La première hypothèse privilégie le contrôle social et présente moins de risque de dérapage vers la pratique d’actes moralement délégitimés. Quant à la seconde, elle est beaucoup plus opportuniste et constructive pour un individu. Par conséquent, elle peut déboucher sur une sanction punitive ou gratifiante des expériences de la personne. C‘est dans cette dernière perspective qu’il faut saisir et
comprendre la fréquentation des jeunes face au pari, ici le Pari Foot, que l’on appréhende par une addiction au jeu de hasard.
Le contrôle social hiérarchise les statuts et sanctionne les comportements dysfonctionnels, c’est-à-dire lorsqu’ils sortent et perturbent sa zone d’influence. C’est ainsi que l’espace public est aménagé comme un lieu par excellence de prédilection et de domination adulte. L’enfant y reçoit protection contre les éventuels abus de personne dite adulte. Mais quand l’enfant lui-même fait des choses d’adultes et reproduit leurs expériences, il bouleverse les rôles et les statuts. Voilà une situation désagréable pour les adultes qui, au lieu de protéger, partagent des expériences de vie avec des enfants.
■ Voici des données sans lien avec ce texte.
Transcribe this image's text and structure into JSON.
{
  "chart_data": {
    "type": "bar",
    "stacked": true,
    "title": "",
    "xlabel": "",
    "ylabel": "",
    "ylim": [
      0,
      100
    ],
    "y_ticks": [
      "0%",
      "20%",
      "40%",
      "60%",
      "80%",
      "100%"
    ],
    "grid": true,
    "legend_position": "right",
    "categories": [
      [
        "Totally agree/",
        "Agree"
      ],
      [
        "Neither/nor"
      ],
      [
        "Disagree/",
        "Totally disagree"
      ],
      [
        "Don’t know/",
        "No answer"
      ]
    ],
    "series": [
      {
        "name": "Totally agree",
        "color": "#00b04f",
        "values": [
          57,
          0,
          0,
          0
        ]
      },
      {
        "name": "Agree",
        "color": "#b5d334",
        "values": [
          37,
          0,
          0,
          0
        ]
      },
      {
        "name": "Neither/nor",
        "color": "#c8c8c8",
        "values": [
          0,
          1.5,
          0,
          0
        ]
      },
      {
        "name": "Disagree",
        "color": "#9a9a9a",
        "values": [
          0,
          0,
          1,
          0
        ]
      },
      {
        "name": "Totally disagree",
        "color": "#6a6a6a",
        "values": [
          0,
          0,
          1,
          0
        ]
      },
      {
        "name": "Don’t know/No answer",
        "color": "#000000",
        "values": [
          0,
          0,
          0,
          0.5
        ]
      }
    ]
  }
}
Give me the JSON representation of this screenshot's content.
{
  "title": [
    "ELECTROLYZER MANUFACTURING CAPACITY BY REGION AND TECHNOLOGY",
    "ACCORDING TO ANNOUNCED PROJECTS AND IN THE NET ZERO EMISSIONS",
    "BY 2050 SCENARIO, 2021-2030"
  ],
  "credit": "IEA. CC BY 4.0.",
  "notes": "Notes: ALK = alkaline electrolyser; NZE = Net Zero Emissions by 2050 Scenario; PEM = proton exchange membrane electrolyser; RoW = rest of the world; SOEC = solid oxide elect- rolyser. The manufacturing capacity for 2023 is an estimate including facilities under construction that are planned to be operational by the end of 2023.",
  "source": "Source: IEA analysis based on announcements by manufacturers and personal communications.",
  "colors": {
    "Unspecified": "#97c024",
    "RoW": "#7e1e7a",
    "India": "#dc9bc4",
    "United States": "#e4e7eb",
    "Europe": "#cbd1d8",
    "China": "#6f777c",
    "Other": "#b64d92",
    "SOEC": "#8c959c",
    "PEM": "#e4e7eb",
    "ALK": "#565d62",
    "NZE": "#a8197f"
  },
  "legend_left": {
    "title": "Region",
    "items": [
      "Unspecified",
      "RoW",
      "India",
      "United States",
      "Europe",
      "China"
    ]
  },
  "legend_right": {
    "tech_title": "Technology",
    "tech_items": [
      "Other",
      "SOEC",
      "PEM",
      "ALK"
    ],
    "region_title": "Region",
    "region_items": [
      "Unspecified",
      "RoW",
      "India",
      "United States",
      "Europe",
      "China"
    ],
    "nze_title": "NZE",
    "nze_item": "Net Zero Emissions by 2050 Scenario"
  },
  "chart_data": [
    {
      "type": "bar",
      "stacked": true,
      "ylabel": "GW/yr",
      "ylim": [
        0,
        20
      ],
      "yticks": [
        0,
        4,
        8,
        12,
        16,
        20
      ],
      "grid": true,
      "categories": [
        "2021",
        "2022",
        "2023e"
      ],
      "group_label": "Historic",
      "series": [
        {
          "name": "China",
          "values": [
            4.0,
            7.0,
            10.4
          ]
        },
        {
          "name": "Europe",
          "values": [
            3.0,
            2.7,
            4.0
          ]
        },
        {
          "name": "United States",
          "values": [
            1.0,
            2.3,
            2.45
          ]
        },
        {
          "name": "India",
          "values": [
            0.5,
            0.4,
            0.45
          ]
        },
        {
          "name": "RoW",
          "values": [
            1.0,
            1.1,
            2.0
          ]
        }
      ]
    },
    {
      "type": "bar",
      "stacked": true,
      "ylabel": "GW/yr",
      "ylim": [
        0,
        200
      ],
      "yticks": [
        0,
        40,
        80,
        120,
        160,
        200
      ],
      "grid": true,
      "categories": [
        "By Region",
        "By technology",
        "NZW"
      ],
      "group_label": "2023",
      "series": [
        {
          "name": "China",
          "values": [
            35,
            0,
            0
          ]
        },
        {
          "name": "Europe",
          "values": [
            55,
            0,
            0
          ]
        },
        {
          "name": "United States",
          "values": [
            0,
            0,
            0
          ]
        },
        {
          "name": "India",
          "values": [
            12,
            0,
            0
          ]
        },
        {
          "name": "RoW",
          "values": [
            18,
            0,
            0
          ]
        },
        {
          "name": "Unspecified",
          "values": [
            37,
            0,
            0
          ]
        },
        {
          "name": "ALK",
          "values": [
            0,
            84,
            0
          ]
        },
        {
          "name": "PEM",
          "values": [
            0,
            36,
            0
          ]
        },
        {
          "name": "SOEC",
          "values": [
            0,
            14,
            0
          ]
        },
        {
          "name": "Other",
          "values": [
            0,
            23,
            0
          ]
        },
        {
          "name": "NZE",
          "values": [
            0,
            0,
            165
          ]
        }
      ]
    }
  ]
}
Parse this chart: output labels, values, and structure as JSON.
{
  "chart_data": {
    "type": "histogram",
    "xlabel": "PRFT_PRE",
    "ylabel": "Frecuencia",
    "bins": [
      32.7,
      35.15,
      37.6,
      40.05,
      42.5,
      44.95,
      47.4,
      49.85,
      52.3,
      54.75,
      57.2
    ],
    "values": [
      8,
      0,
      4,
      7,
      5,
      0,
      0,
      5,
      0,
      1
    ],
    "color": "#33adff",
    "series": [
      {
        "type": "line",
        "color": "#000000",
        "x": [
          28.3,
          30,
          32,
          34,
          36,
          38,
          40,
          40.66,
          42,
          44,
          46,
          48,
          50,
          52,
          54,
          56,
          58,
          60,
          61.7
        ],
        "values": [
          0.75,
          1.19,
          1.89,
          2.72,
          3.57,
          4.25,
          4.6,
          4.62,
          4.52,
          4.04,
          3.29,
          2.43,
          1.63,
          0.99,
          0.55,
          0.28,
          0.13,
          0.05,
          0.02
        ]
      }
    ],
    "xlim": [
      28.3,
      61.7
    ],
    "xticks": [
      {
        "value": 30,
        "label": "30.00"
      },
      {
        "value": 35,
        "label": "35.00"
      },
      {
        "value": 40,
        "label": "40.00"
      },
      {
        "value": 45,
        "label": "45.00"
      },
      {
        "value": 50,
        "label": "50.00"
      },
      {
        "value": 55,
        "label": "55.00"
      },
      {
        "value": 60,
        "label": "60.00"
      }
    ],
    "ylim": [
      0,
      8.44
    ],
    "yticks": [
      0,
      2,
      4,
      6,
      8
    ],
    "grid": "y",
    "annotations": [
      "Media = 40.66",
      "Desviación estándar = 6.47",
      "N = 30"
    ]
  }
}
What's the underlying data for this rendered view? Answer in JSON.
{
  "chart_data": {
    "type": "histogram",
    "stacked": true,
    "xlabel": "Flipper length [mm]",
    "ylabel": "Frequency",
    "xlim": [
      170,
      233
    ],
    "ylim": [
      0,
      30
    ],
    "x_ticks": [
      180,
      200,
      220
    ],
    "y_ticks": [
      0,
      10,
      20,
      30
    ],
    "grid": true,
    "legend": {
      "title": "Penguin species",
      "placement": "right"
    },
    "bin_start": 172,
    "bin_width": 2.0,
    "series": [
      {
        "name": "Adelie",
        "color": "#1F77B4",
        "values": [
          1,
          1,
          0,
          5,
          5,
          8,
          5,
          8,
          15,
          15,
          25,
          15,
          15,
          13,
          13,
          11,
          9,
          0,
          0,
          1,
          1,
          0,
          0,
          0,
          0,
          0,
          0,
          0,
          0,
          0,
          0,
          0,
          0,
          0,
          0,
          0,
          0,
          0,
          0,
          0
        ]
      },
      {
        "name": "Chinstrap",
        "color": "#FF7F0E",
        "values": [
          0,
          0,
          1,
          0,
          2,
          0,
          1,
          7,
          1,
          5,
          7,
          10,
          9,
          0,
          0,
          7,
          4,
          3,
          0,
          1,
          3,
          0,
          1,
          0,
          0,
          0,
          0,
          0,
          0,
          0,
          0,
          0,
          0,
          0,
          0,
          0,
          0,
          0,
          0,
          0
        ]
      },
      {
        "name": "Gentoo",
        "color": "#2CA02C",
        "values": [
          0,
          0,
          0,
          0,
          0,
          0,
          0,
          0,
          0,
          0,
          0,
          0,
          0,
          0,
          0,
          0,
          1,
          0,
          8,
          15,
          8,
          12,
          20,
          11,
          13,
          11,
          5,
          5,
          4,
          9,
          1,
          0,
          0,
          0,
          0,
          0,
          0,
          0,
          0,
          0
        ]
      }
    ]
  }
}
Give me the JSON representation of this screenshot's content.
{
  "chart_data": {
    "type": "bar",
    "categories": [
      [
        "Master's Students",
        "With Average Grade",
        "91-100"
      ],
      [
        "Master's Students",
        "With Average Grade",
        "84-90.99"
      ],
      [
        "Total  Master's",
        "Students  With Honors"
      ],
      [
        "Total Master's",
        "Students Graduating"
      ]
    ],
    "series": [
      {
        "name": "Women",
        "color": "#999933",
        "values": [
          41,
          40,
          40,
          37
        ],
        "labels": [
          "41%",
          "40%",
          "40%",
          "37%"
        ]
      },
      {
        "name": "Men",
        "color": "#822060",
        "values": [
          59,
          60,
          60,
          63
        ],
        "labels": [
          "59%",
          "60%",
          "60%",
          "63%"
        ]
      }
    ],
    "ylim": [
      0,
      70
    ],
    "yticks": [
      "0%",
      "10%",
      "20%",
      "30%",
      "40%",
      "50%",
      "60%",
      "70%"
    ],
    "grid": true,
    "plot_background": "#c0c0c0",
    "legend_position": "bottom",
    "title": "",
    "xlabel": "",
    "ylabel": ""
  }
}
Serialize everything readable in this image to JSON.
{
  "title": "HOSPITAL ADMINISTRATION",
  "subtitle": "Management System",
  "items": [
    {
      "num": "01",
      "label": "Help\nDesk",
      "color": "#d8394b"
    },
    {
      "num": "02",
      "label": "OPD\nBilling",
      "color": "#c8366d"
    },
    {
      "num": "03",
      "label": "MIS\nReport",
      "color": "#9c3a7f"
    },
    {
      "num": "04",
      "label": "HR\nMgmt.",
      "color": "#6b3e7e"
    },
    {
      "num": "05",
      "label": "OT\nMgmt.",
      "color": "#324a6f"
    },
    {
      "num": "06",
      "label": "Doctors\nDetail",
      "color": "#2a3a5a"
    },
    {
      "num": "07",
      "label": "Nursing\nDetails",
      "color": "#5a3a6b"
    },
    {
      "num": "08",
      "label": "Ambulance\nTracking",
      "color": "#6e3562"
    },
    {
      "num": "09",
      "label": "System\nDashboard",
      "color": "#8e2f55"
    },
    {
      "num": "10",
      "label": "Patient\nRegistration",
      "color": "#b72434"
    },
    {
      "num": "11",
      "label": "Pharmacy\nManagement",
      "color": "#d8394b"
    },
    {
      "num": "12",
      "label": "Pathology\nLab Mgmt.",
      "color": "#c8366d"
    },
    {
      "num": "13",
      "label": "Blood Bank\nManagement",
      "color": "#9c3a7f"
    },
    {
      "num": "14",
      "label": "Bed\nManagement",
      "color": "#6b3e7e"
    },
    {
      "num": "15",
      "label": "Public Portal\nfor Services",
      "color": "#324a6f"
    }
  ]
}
Qu’est-ce que les adultes, parieurs ou non, font pour dissuader les enfants de fréquenter les lieux de jeu de hasard précisément le pari Foot ?
Les adultes doivent récupérer leur capacité de protection vis-à-vis des enfants.
Pour ce faire, nous pouvons évidemment reprocher à la LONASE sa passivité dans sa responsabilité sociale, encore que la LONASE spécifie bien l'interdiction pour une catégorie d'âges... Mais la grande responsabilité incombe à la société elle-même dans son rapport au spectacle sportif en général, et son insertion dans l’économie monétaire, c’est-à-dire capitaliste, qui éclate les institutions socioculturelles et ouvre toutes les portes d’accès au privilège et très souvent au dépens de la régulation sociale. Il n’y a aucune importance ou valeur sociale chez un enfant capable de jouer avec grand talent au Pari Foot par exemple, puisqu’il ne s’agit pas d’un statut légitimé dans la pratique du jeu de hasard.